But beyond that, I think there’s two very important trends, which we have spoken about in the past, which is important to keep in mind, which are constraining near-term revenue, but which are good for Cimpress’ upload and print our revenue outlook over the longer term. We are the undisputed European leader in selling direct to end customers through upload and print style, e-commerce printing, these are small orders traditionally relative to the commercial printing industry. And the industry continues to shift overall print, not just online towards smaller orders and we see that as playing to Cimpress’ strength. And as those orders get smaller, it gets harder and harder for traditional printers to play in that. Secondly, we do see we have headwinds from resellers.
Resellers are typically professional graphic, our graphic design professionals or local printers or the like who have traditionally been how and even today are how the majority of the Print industry transacts businesses. And especially in print group, but across our blood and print, we have a pretty material business selling to those resellers who in turn say to the end customer. But with the passage of time, those resellers are kind of systematically getting this intermediated and in large part by Cimpress’ upload and print group as a leader in this space. So there’s a channel shift there. But if you step back, that excluding that high concentration of reseller revenue, it is an overall positive picture. And we look to upload and print and the teams there is being, they are very innovative.
They’re very focused on being low cost producers. They have incredible supply chains and production capabilities, they serve customers incredibly well. And you can see in cohort value, especially defined as cash flow not revenues, you see these strong trends occurring. So they’re going to keep doing what they’re doing. There’s a lot of good things happening there and we don’t see this as a sign that the multiyear strength we’ve had in upload and print is anywhere near the end.
Meredith Burns: Great. Thank you, Robert. I’m going to shift to Sean for a technical question. So Sean, what accounted for the big share based compensation jump in the second quarter and is that an appropriate run rate?
Sean Quinn: Sure. Yes. Always good to have a couple of technical questions in here. The grants that we made this year were a combination of instruments, performance share units or PSUs and also RSUs. In terms of why the increase in share-based compensation expense, the total grant value for all of our annual grants we do is a little bit higher than last year, but there’s really two things that drove the, the higher expense in Q2. The first one is that for the PSUs and in terms of Robert, myself, other executive officers have all of our long-term incentives and PSUs. So, it’s a large part of the overall share based compensation for this year. The way that those are required to be accounted for is on an accelerated basis.
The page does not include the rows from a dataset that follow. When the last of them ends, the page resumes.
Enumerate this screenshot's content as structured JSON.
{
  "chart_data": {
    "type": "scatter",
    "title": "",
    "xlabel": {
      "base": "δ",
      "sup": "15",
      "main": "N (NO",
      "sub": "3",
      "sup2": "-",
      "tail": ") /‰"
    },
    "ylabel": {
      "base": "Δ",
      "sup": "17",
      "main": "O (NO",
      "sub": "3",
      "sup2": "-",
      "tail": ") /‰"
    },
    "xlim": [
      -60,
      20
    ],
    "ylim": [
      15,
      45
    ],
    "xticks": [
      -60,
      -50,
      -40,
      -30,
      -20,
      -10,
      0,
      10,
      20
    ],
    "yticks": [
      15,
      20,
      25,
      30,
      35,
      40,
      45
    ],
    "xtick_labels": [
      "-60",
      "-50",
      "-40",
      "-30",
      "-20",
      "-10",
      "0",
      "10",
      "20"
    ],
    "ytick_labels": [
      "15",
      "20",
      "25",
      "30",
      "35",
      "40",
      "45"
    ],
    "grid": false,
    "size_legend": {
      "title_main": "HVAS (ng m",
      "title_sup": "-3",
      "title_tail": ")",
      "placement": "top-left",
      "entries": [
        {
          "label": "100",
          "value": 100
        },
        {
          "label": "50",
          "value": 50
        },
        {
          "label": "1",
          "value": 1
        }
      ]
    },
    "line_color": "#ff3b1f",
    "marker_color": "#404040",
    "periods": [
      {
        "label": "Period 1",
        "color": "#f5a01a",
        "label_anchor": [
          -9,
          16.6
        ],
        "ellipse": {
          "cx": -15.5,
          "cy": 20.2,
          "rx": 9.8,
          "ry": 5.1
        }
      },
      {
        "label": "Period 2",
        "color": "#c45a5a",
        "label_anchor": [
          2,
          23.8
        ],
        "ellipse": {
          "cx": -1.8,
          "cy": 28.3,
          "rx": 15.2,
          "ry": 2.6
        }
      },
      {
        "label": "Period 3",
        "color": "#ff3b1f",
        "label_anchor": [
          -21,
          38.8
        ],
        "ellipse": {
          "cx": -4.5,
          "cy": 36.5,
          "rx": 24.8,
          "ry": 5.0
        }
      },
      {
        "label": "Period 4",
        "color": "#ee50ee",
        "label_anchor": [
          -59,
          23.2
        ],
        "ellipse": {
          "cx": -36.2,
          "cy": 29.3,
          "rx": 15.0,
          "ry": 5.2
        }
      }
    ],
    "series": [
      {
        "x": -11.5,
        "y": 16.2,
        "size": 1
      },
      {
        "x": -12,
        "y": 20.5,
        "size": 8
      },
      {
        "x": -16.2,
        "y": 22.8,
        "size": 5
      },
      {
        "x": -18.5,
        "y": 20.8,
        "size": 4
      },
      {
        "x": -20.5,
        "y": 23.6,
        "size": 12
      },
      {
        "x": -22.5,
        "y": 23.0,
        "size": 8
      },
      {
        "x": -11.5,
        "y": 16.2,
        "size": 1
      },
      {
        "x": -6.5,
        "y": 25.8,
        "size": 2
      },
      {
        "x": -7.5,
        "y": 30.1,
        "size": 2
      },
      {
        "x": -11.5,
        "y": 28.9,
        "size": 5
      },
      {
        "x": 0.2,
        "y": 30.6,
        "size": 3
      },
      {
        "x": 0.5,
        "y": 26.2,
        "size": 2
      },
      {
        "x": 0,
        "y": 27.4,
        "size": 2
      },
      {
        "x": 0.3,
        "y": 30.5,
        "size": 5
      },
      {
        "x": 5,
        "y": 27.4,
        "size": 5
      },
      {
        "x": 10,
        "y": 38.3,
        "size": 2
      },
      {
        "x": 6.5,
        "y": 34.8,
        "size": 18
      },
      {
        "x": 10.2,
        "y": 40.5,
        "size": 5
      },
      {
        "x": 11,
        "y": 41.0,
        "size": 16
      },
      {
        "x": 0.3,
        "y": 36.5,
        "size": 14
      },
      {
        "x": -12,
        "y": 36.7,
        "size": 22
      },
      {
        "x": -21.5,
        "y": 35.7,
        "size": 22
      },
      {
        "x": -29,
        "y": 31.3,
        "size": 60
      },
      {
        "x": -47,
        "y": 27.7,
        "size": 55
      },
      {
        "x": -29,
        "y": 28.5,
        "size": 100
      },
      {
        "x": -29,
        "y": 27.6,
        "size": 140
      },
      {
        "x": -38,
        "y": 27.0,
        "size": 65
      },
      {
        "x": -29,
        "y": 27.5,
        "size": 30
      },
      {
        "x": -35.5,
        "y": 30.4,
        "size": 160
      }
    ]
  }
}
And so what ends up happening to spare you the details is that about 50% of the expense gets taken in year one.
And that compares to like if there’s an RSU with a four-year vesting period, about 25% of the expense we get taken in year one. So, you do get just in terms of how it’s accounted for higher cost in year one than our pass profile. The second one is that the PSUs and the expense that we take for PSUs is variable depending on our attainment against the performance conditions. Those performance conditions are based on our revenue, EBITDA and our number of cash flow for this year. And we’ve updated those estimates of attainment percentages based on our results, which we’re strong and so that attainment percentage is a bit higher. And so that also played a role. You’ll see in our non-GAAP reconciliations, we actually walked this and so we increased our full-year expectation for share based compensation expense from $60 million to $65 million for FY24.
Again, just remember that some of that is driven by this feature of accelerated expensing for the PSUs with 50% of that cost in year one. As to, I think the question also asked that that’s a good reflection of the run rate. I think it really depends on sort of the intermediate use. [Technical Difficulty], I think that’s a fair run rate. We’re continuing with PSUs year long on an accelerated basis, so that’ll kind of more and more be layered into the expense profile.
Meredith Burns: Great. Thanks so much, Sean. Okay. This next question is for Robert. Robert, can you update us on customer experience enhancements in Vista that are driving improvements customer satisfaction, new customer acquisition cohorts, and customer lifetime value?
Robert Keane: Sure. Let me tell you first of all, the main point about these customer experience improvements is that we are increasing the cadence and the velocity of continuous improvements of many small things, not relying on step function changes, and that’s very powerful. But there are too many to cover all of these. I will give you some very specific examples, but there’s a lot of them. Sean also covered this to some extent in his response to the consumer question earlier, and I’ll come to that. Now you mentioned specifically acquisition cohorts and customer lifetime value and customer satisfaction. I think that in terms of cohorts, we have, there’s two major factors. How much value is there per customer, the LTV, and how many customers?